SEATTLE - DECEMBER 24:  Running back Marshawn Lynch #24 of the Seattle Seahawks looks on during the game against the San Francisco 49ers at CenturyLink Field on December 24, 2011 in Seattle, Washington. (Photo by Otto Greule Jr/Getty Images)
Otto Greule Jr/Getty Images
Micah ChenAnalyst IIIJanuary 10, 2012

This is a topic that I feel like hasn't been discussed enough.  Marshawn Lynch's stock has never been higher, and now he's a free agent.

It's surprises me that Seahawks fans aren't nervous in the slightest.  There are many teams out there that would LOVE to have a running back like Marshawn Lynch, and a lot of teams that would be willing to pay for one.

I'm sure Lynch enjoys playing in Seattle.  But this is an important year in his career.  What he decides this offseason could affect him for the rest of his life.

Running backs typically have a short shelf life.  The average life span is three or four years, and the expiration date is around 30.

Marshawn Lynch is 25, and in the prime of his career.

As anybody in his situation would do, Lynch wants to sign the biggest and longest contract possible, because it is all down hill from here on out in his career.

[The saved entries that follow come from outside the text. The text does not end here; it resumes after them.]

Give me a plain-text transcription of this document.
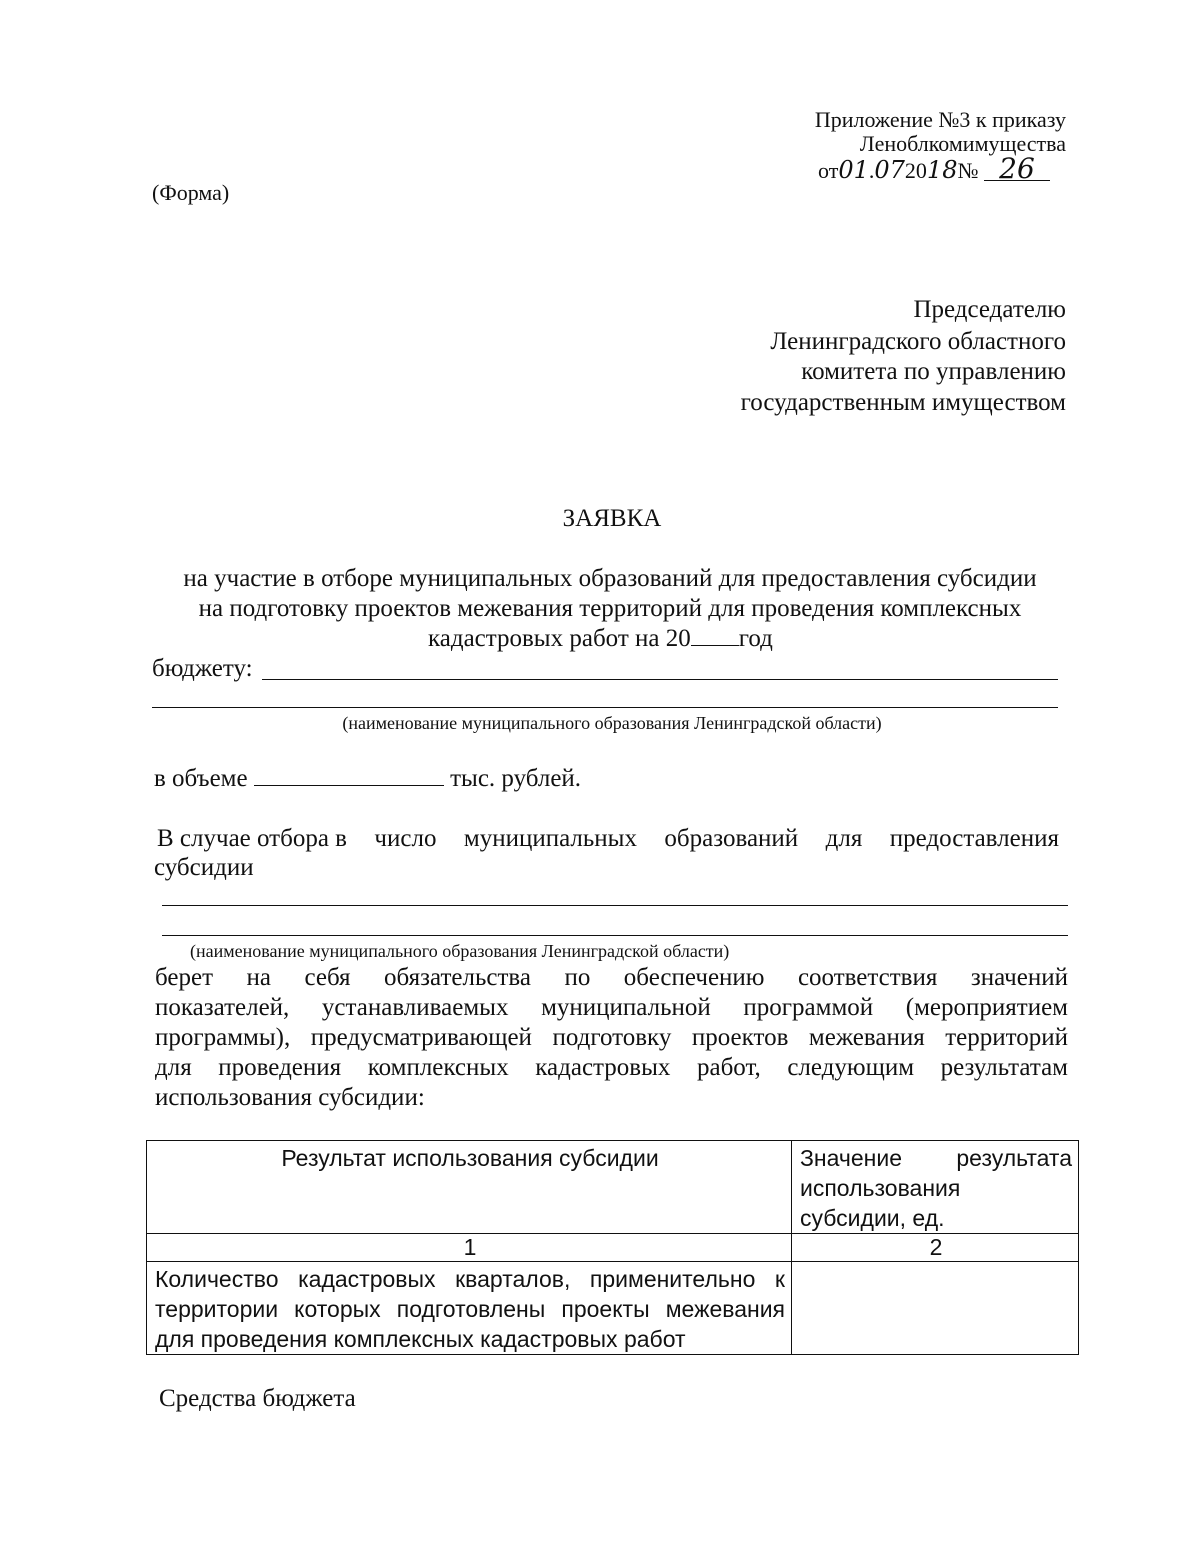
Приложение №3 к приказу
Леноблкомимущества
от01.072018№ 26
(Форма)
Председателю
Ленинградского областного
комитета по управлению
государственным имуществом
ЗАЯВКА
на участие в отборе муниципальных образований для предоставления субсидии
на подготовку проектов межевания территорий для проведения комплексных
кадастровых работ на 20 год
бюджету:
(наименование муниципального образования Ленинградской области)
в объеме	тыс. рублей.
В случае отбора в число муниципальных образований для предоставления
субсидии
(наименование муниципального образования Ленинградской области)
берет на себя обязательства по обеспечению соответствия значений
показателей, устанавливаемых муниципальной программой (мероприятием
программы), предусматривающей подготовку проектов межевания территорий
для проведения комплексных кадастровых работ, следующим результатам
использования субсидии:
Результат использования субсидии	Значение результата
использования
субсидии, ед.

1	2

Количество кадастровых кварталов, применительно к
территории которых подготовлены проекты межевания
для проведения комплексных кадастровых работ	

Средства бюджета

With that being said, if a playoff-contending team offered him a lucrative long-term deal, I'm sure, as a business man, he would be willing to accept that offer.

Then where does that leave the Seahawks?

The Seahawks draft needs aren't very big, mostly depth.  But if the Seahawks lose Marshawn Lynch, all of a sudden they need to completely revamp their offseason mindset.

Instead of picking up a pass-rusher in the first round, Seattle would likely have to draft a starting running back type of player.

Let's face it, Leon Washington and Justin Forsett can't carry the running game without a main guy taking the majority of the carries.

Marshawn Lynch is the heart and soul of the Seattle Seahawks, a guy that the Seahawks are building around, but if he leaves, you can forget about playoffs in the near future.

As fans, we hate overpaying for anybody, even a superstar.  But there are exceptions to the rule, and this is one of them.

Tarvaris Jackson can't lead a team via the pass like Drew Brees or Tom Brady can.  The Seahawks rely heavily on Marshawn Lynch for offensive production and consistency.

It is for that reason that Seattle should break the bank for Marshawn Lynch without a second thought.